God the Holy Spirit stands at our front porch and says that He is looking for someone to share in an adventure. It is an adventure of His arranging, but He’s having difficulty finding anyone interested in joining Him. Why? Are we so concerned with our dinner? Are we so concerned with being plain quiet folk? Or, could it be that we just don’t recognize Who it is that is speaking to us?
Bilbo says to Gandalf, “I don’t think I know your name?”
“Yes, yes, my dear sir – and I do know your name, Mr. Bilbo Baggins. And you do know my name, though you don’t remember that I belong to it. I am Gandalf, and Gandalf means me!”
Then Bilbo does remember the Wizard, but listen to what he remembers of him: “Gandalf, Gandalf! Good gracious me! Not the wandering wizard that gave Old Took a pair of magic diamond studs…? Not the fellow who used to tell such wonderful tales at parties…? Not the man that used to make such particularly excellent fireworks! I remember those!…Not the Gandalf who was responsible for so many quiet lads and lasses going off into the Blue for mad adventures?…I mean, you used to upset things badly in these parts once upon a time. I beg your pardon, but I had no idea you were still in business.”
What do we know (or remember) of God the Holy Spirit? Do we know of His gifts? His many works? His things? Are His stories those of times past? Are we surprised that He is still in business?
For Took’s Sake
However, God, like Gandalf, is pleased to find that we remember something about Him. So, He says to us, as Gandalf said to Bilbo, “Indeed for your old grandfather Took’s sake, and for the sake of poor Belladonna, I will give you what you asked for.”
To which we may reply, “I beg your pardon, I haven’t asked for anything!”
To which He may reply, “Yes, you have!

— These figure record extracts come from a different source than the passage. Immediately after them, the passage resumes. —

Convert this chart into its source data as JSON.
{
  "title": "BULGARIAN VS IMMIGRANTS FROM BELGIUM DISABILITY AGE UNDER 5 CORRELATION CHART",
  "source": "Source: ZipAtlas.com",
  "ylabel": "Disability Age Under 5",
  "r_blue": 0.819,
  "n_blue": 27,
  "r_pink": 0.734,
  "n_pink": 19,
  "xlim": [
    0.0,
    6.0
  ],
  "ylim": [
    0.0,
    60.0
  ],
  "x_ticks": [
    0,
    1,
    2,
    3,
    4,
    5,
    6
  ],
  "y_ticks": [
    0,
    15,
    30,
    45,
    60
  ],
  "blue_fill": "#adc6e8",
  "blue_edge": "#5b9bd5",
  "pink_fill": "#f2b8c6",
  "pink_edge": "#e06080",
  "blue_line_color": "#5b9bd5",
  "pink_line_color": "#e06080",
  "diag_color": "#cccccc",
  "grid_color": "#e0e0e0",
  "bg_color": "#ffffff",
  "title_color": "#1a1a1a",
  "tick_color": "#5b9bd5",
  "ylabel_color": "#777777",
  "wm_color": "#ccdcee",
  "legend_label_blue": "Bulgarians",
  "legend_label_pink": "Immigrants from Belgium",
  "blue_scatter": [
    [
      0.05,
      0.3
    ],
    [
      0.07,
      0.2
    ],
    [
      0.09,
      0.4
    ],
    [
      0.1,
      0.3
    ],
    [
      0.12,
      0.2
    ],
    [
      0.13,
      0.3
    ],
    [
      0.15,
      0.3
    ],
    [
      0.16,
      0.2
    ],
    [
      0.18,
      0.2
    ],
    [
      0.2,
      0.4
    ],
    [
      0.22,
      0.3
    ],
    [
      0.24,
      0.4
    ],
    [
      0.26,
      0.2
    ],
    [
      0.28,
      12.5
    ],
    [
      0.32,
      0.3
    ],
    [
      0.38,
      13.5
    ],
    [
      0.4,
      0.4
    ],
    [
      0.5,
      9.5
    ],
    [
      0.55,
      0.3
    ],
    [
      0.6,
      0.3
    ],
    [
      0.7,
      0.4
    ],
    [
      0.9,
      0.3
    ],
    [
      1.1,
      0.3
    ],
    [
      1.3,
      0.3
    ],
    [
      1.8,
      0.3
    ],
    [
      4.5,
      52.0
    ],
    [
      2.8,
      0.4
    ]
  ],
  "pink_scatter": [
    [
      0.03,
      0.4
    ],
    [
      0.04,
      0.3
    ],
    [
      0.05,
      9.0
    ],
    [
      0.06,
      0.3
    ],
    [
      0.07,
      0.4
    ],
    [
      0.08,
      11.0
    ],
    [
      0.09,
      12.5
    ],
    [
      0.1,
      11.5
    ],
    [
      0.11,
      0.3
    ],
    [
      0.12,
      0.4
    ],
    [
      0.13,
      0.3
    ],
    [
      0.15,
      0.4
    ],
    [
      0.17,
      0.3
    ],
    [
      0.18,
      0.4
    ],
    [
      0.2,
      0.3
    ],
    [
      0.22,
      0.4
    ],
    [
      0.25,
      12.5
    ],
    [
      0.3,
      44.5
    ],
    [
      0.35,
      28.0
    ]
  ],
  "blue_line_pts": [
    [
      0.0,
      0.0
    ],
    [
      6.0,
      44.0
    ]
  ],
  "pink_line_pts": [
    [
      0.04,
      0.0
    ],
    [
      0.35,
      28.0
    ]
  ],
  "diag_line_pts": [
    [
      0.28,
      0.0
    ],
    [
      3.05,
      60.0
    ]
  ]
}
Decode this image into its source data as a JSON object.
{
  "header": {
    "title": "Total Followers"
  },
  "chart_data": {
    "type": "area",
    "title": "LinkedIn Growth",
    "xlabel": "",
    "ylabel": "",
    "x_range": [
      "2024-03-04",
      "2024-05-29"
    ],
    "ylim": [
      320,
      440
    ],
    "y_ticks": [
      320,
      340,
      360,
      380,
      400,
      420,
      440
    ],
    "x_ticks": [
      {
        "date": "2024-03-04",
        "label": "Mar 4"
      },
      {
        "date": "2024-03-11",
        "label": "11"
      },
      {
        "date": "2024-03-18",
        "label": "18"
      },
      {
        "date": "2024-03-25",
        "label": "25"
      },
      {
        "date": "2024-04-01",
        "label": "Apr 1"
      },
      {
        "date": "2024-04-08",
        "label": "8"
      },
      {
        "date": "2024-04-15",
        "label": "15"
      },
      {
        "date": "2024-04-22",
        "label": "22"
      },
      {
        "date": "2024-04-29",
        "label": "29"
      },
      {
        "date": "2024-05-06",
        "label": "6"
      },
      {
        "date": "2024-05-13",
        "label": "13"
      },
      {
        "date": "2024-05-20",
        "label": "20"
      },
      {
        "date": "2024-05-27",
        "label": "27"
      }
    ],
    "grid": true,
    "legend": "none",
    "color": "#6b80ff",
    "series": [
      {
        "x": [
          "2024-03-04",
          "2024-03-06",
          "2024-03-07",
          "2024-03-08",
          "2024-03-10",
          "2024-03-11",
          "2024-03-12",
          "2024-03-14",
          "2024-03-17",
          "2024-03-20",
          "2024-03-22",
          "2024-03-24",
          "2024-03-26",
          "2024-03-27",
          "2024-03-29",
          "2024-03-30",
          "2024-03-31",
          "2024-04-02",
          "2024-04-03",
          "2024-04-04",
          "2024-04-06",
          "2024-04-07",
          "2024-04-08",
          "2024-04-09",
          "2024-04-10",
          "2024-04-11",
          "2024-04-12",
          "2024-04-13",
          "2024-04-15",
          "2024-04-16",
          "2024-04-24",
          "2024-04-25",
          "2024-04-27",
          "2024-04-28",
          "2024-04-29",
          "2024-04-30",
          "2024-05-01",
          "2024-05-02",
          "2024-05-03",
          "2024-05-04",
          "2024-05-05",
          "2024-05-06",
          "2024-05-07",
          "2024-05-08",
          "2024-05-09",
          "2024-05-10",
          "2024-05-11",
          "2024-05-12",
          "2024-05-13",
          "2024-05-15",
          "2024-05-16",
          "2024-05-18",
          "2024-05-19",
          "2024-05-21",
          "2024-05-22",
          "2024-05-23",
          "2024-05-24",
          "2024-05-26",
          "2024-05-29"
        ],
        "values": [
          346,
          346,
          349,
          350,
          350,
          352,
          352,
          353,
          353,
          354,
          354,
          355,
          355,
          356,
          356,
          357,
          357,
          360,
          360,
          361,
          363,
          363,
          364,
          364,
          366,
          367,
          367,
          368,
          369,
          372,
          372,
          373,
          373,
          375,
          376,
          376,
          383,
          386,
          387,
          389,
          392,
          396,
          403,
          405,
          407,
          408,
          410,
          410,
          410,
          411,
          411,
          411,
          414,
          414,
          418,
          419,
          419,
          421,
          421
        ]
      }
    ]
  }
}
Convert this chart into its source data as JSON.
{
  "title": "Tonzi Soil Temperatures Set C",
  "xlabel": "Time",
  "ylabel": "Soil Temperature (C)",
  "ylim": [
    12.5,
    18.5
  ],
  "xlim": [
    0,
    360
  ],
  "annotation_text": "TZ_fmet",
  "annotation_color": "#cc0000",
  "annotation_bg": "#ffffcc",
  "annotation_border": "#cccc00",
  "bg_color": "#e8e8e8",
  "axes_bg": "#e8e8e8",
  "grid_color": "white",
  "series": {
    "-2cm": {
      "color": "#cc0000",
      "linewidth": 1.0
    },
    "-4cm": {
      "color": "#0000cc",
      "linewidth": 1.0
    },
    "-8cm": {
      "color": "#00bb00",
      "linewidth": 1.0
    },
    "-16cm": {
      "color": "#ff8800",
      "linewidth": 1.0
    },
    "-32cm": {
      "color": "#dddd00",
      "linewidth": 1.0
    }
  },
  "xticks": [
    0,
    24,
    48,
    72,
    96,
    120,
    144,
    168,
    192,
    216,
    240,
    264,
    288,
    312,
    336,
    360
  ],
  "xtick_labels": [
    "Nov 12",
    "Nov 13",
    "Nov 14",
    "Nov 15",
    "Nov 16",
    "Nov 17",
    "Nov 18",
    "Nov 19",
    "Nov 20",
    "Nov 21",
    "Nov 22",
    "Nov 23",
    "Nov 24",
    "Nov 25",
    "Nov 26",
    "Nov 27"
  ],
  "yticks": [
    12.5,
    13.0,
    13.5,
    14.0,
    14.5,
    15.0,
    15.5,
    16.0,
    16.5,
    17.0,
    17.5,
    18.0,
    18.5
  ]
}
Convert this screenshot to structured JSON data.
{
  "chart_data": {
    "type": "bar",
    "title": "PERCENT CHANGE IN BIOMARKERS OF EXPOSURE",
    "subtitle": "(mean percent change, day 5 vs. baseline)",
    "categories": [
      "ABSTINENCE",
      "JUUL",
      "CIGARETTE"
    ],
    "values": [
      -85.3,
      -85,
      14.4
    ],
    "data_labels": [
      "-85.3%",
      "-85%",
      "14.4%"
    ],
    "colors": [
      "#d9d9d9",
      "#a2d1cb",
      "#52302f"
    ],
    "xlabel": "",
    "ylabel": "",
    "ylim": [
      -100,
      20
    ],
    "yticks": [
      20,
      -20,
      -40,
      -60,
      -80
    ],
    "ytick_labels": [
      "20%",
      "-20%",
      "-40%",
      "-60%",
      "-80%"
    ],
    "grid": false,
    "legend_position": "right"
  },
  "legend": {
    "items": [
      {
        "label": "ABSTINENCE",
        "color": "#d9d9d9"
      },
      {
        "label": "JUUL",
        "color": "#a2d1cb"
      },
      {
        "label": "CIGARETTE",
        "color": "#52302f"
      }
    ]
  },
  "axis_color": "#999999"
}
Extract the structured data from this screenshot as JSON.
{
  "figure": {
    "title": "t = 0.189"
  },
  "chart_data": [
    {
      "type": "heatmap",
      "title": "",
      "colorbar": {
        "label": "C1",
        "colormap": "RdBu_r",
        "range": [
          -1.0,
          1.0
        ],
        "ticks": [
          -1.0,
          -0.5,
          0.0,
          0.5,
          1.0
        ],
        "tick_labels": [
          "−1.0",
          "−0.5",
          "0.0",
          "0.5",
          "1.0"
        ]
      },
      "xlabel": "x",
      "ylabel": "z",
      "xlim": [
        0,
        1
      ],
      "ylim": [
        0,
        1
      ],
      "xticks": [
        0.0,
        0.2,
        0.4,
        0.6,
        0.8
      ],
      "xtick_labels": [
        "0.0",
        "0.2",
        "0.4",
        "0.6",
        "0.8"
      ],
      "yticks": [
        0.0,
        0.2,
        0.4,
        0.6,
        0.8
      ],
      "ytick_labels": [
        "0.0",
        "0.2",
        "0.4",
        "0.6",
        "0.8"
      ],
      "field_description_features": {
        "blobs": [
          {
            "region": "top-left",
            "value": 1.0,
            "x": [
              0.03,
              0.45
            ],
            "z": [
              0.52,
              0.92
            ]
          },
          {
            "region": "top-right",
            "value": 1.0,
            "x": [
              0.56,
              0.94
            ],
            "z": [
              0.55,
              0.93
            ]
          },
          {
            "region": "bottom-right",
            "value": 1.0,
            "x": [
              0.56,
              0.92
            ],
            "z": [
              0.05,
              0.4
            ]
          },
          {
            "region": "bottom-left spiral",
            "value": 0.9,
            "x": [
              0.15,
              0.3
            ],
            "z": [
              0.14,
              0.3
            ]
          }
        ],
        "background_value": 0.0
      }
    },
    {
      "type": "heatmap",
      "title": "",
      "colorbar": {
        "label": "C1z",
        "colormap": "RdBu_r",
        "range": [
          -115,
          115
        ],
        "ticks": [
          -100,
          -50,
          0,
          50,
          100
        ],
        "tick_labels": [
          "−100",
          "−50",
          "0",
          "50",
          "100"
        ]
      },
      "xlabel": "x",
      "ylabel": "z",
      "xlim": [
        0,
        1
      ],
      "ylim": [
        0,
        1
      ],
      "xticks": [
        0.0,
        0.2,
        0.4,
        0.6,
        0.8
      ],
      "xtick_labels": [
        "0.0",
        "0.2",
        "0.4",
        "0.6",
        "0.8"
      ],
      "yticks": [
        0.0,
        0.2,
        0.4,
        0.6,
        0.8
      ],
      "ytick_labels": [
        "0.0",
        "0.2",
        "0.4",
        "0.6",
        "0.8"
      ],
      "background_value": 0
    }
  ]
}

Twice now. My pardon. I give it you. In fact I will go so far as to send you on this adventure. Very amusing for me, very good for you – and profitable too, very likely, if you ever get over it.”
If ever we get over it. If only we would get over it. Now to fast-forward a little…
Deep Places of Ancient Homes
Thirteen dwarves and one wizard now sit in Bilbo’s hobbit hole. Gandalf has marked Bilbo’s door as a place to gather for an adventure, and the company is discussing just that. The dwarves are embarking on a journey to reclaim their home and their treasure, both of which were taken from them by a dragon. “And suddenly first one and then another began to sing as they played, deep-throated singing of the dwarves in the deep places of their ancient homes; and this is like a fragment of their song…
“Far over the misty mountains cold
To dungeons deep and caverns old
We must away, ere break of day,
To claim our long-forgotten gold.
The pines were roaring on the height,
The winds were moaning in the night.
The fire was red, it flaming spread;
The trees like torches blazed with light.”
The song goes on with many verses. Oh, to hear the Lord’s desire! To hear Him longing for His home and treasure!
“As they sang the hobbit felt the love of beautiful things made be hands and by cunning and by magic moving through him, a fierce and a jealous love, the desire of the hearts of dwarves. Then something Tookish woke up inside him, and he wished to go and see the great mountains, and hear the pine-trees and the waterfalls, and explore the caves, and wear a sword instead of a walking-stick.”
Saints, if you have never been around others who are on this Lord’s adventure, if you have never heard their passion, their longing, their deep experience, then I invite you join us in Austin, TX, this summer. It was at just such a conference several years ago that I heard others “singing” of this home and treasure. Then something Tookish woke up inside me, and I haven’t been the same since.
All Sorts of Fun
There is a call, saints. It’s a call to share in the Lord’s adventure. It’s a call to come out of the ordinary and unto the unexpected. It’s a call to put away our life and allow the God of the universe to live His through us. And when we do, we enter the larger world of Jesus Christ. And here, there is nothing but adventure.
“There are no safe paths in this part of the world. Remember you are over the Edge of the Wild now, and in for all sorts of fun wherever you go.”